虽说GREENPLUM不是开源的,可是自带的一些脚本还是可以看一看的。最近在学习其中的几个,期间经常看到使用gp_dist_random()函数,奇怪自己在ADMIN文档里并没有看到过这个函数啊,去搜了一下也没搜到。试了一试,大概知道了是个什么功能。
首先连到MASTER上
[gpadmin1@hadoop7 ~]$ psql
psql (8.2.13)
Type "help" for help.
testutf8=# select count(1) from gp_dist_random('pg_class');
count
-------
1633
(1 row)
testutf8=# select count(1) from pg_class;
count
-------
272
(1 row)
testutf8=# select * from gp_id;
gpname | numsegments | dbid | content
--------+-------------+------+---------
GP | 6 | 1 | -1
(1 row)
testutf8=# select 272*6;
?column?
----------
1632
(1 row)
看出些端倪来了吧,单节点*节点个数=gp_dist_random()函数的结果 。
因为我们在日常使用的过程中MASTER以及各个SEGMENT的PG_CLASS正常情况下应该都是一致的,所以这样乘是合理的。我这里差了1(1633-1632=1)是因为我之前有直接连到某个SEGMENT上直接做操作,没有通过MASTER,因此可能会有一些不一致。
也就是说,gp_dist_random()函数的作用就是从MASTER可以查到某一个表在各个SEGMENT上的情况(不包含MASTER)。

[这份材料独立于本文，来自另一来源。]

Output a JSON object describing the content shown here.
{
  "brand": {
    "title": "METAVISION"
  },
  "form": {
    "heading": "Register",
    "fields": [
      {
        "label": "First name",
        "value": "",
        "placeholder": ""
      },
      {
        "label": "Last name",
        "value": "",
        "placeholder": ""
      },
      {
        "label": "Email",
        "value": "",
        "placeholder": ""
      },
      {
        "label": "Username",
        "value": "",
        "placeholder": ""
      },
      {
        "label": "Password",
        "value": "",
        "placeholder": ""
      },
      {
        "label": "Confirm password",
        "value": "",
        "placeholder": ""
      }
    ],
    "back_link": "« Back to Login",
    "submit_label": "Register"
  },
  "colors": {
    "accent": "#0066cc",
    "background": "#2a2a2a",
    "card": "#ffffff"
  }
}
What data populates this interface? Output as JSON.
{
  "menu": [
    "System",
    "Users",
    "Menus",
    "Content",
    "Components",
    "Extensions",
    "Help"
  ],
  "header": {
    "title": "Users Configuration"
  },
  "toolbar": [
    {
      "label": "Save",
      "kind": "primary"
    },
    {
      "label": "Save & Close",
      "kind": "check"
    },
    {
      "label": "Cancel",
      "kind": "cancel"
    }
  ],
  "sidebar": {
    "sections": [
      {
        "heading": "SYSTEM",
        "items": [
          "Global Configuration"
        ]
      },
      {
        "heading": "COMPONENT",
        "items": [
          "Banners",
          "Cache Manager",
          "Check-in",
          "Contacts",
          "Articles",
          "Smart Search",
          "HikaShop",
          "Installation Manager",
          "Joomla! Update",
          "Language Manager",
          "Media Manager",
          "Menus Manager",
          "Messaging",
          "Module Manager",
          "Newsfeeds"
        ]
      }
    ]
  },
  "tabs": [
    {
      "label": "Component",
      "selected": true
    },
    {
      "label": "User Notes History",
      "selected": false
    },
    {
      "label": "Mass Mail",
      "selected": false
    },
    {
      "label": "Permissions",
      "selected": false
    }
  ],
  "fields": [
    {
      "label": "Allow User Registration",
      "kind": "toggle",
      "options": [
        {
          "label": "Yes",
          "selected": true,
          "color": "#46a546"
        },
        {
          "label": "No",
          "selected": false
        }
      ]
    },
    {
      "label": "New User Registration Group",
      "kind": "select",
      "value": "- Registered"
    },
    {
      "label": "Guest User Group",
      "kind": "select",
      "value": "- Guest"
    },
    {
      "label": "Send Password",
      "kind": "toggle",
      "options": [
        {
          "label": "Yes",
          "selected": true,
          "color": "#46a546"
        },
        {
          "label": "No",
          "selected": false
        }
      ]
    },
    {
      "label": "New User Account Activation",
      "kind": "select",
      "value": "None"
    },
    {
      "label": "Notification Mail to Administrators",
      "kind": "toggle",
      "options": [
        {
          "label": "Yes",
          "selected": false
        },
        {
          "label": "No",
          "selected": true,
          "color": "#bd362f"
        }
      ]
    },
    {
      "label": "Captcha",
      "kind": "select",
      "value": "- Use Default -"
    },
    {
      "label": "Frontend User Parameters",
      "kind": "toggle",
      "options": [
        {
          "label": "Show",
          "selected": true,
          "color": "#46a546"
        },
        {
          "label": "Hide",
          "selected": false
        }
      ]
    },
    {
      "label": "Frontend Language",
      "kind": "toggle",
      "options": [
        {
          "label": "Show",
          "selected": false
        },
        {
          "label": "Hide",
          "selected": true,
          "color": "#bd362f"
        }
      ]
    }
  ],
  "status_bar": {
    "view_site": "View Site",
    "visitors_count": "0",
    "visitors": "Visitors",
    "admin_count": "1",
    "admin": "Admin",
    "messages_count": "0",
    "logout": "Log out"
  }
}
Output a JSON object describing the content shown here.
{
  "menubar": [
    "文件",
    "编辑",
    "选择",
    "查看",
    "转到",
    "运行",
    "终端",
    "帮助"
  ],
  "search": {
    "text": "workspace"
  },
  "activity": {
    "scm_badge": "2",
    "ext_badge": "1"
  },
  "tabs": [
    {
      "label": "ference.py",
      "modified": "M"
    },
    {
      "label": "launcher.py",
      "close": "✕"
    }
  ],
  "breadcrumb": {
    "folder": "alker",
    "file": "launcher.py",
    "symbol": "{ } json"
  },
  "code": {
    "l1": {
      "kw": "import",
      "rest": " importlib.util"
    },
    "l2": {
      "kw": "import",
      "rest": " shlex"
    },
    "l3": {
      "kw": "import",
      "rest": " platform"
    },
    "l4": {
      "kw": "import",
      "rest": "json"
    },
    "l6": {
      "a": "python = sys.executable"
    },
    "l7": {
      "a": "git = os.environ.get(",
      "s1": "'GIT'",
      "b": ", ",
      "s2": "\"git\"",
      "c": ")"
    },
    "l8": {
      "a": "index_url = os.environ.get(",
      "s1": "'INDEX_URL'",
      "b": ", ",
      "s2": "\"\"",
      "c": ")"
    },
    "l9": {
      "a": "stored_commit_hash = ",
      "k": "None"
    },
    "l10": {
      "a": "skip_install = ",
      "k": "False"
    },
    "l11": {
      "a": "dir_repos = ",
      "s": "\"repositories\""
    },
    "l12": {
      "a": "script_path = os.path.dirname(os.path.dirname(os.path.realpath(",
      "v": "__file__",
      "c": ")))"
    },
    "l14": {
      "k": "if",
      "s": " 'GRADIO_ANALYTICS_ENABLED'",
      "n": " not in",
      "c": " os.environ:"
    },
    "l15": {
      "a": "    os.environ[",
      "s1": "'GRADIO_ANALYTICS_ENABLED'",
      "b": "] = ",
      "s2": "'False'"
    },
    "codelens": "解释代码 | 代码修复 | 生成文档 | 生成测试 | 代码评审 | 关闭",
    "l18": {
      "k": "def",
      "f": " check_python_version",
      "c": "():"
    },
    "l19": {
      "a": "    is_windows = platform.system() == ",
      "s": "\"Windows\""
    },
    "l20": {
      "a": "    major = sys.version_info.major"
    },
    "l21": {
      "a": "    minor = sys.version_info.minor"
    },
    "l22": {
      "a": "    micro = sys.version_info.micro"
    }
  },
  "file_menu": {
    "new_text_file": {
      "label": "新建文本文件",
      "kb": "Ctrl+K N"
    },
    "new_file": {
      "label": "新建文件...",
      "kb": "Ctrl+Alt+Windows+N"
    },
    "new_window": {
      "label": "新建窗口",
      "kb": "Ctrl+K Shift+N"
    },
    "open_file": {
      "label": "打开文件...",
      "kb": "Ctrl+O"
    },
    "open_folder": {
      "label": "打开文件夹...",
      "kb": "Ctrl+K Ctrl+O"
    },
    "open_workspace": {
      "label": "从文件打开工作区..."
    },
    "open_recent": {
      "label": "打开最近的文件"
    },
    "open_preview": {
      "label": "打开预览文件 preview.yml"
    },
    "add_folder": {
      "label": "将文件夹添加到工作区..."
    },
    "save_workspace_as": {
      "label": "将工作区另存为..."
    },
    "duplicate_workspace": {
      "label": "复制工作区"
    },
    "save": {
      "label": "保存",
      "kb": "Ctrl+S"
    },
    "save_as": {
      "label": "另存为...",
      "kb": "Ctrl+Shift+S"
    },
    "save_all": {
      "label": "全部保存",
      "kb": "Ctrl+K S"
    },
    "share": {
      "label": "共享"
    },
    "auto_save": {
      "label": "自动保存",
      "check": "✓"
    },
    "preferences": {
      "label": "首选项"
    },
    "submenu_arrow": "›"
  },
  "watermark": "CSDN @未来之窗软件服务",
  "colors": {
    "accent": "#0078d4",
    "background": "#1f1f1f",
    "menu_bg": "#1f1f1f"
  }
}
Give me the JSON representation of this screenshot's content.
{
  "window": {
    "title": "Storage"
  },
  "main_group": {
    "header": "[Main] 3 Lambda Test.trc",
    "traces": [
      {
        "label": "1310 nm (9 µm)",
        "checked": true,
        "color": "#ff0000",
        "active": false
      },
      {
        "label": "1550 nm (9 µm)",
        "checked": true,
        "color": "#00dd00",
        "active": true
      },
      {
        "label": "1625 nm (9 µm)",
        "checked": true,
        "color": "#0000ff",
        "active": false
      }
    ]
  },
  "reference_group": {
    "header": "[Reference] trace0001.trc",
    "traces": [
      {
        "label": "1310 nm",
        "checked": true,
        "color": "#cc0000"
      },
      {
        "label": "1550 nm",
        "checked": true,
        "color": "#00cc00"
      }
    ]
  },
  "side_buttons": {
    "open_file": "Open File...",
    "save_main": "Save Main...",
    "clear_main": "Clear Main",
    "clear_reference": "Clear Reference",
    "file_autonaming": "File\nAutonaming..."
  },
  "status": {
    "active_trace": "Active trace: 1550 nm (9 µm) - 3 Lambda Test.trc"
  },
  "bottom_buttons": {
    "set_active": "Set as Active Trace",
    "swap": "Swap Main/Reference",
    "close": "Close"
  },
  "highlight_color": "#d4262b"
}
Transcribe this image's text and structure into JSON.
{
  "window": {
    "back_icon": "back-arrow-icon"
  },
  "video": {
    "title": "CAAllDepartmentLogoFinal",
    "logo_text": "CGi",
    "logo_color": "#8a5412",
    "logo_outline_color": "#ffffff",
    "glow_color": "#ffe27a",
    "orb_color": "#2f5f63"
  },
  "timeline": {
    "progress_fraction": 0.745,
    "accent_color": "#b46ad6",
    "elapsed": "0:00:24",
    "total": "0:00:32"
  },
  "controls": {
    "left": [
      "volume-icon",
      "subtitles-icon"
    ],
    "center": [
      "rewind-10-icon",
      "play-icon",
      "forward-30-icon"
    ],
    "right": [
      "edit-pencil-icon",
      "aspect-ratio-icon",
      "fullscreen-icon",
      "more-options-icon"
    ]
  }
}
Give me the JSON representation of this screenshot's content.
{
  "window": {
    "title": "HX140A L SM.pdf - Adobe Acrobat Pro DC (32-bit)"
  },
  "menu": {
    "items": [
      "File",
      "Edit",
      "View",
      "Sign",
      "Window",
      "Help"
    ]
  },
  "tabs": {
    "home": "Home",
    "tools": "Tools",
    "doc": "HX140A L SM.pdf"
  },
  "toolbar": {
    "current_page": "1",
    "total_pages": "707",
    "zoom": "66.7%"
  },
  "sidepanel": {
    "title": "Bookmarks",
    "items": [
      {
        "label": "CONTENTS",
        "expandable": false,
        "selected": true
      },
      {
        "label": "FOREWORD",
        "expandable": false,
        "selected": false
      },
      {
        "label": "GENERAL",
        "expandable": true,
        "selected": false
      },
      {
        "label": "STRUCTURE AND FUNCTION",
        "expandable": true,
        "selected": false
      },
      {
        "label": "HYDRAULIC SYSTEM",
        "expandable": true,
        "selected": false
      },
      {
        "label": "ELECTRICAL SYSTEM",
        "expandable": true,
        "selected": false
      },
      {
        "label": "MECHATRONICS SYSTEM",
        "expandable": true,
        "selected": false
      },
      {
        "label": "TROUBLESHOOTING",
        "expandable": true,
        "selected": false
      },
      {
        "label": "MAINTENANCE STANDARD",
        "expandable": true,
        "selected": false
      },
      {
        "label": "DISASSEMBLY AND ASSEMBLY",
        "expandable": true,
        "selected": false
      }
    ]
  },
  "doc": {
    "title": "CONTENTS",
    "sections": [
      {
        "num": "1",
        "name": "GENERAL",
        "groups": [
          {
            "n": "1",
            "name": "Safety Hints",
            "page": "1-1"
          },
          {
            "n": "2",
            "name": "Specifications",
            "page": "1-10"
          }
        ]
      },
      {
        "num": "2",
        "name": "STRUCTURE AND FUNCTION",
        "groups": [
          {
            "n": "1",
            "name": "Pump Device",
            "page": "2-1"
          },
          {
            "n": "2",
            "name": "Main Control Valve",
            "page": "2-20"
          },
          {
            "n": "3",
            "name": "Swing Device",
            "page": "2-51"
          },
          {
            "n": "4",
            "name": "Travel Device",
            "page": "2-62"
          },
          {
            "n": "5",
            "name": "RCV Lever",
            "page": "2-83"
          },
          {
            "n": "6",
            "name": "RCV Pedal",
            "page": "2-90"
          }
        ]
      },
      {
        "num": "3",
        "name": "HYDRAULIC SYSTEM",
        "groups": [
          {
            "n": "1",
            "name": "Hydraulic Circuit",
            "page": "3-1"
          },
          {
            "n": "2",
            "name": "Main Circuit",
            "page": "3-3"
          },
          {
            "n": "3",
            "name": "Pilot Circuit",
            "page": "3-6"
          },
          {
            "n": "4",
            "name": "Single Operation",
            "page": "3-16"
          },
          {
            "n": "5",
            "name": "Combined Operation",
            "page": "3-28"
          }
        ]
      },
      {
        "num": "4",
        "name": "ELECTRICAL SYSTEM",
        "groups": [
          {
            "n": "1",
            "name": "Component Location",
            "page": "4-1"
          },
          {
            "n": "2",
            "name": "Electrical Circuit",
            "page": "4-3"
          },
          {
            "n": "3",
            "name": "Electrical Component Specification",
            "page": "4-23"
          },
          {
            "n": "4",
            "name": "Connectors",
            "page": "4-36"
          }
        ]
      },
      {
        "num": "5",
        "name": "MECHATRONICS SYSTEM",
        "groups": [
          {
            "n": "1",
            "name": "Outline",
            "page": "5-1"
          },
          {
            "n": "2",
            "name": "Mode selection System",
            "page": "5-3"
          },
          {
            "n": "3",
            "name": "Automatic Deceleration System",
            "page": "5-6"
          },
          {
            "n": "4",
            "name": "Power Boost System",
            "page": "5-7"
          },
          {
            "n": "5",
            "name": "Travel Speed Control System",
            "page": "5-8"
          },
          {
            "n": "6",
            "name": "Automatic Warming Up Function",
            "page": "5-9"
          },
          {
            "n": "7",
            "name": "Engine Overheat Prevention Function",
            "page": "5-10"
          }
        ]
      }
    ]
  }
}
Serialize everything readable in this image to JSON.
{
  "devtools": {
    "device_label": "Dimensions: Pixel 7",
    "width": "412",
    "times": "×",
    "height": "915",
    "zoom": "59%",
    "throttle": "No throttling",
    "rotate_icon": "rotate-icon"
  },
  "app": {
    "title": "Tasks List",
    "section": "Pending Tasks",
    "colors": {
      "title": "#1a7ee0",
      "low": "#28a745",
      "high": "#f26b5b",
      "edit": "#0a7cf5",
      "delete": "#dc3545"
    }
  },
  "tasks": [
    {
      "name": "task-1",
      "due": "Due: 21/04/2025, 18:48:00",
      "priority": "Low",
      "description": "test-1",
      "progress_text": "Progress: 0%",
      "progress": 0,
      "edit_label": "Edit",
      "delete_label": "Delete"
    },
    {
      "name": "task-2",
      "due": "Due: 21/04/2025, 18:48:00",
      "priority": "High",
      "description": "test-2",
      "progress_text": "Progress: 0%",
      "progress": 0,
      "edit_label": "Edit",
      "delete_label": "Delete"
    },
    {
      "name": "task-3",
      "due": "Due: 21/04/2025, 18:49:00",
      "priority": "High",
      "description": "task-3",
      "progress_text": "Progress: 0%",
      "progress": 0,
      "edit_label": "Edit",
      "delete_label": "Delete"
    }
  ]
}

当然,还是有一些限制条件的,整个函数不是对每个表都有效的。
1、这类表必须是单独连到各个POSTGRES进程上创建的,不能是直接连上MASTER在整个集群内进行创建。
2、在各个SEGMENT上表的OID要是一致的。这一点可能就比较难控制了,不过刚才我在实验环境中由于没其他人操作,各个SEGMENT都很一致,所以还是实验成功了。
下面贴一下结果看看吧
连接到MASTER所在端口号5345的那个POSTGRES进程
[gpadmin1@hadoop8 ~]$ PGOPTIONS="-c gp_session_role=utility" psql -h hadoop7 -p 5345 -U r1
psql (8.2.13)
Type "help" for help.
testutf8=# create table t1(id int);
CREATE TABLE
testutf8=# insert into t1 values(1);
INSERT 0 1
testutf8=# insert into t1 values(12);
INSERT 0 1
testutf8=# select * from t1;
id
----
1
12
(2 rows)
现在正常通过MASTER连接到集群上,查询一下试试
testutf8=# select * from t1;
id
----
1
12
(2 rows)
testutf8=# select * from gp_dist_random('t1');
ERROR: relation with OID 43268 does not exist (seg0 slice1 hadoop7:20001 pid=1511)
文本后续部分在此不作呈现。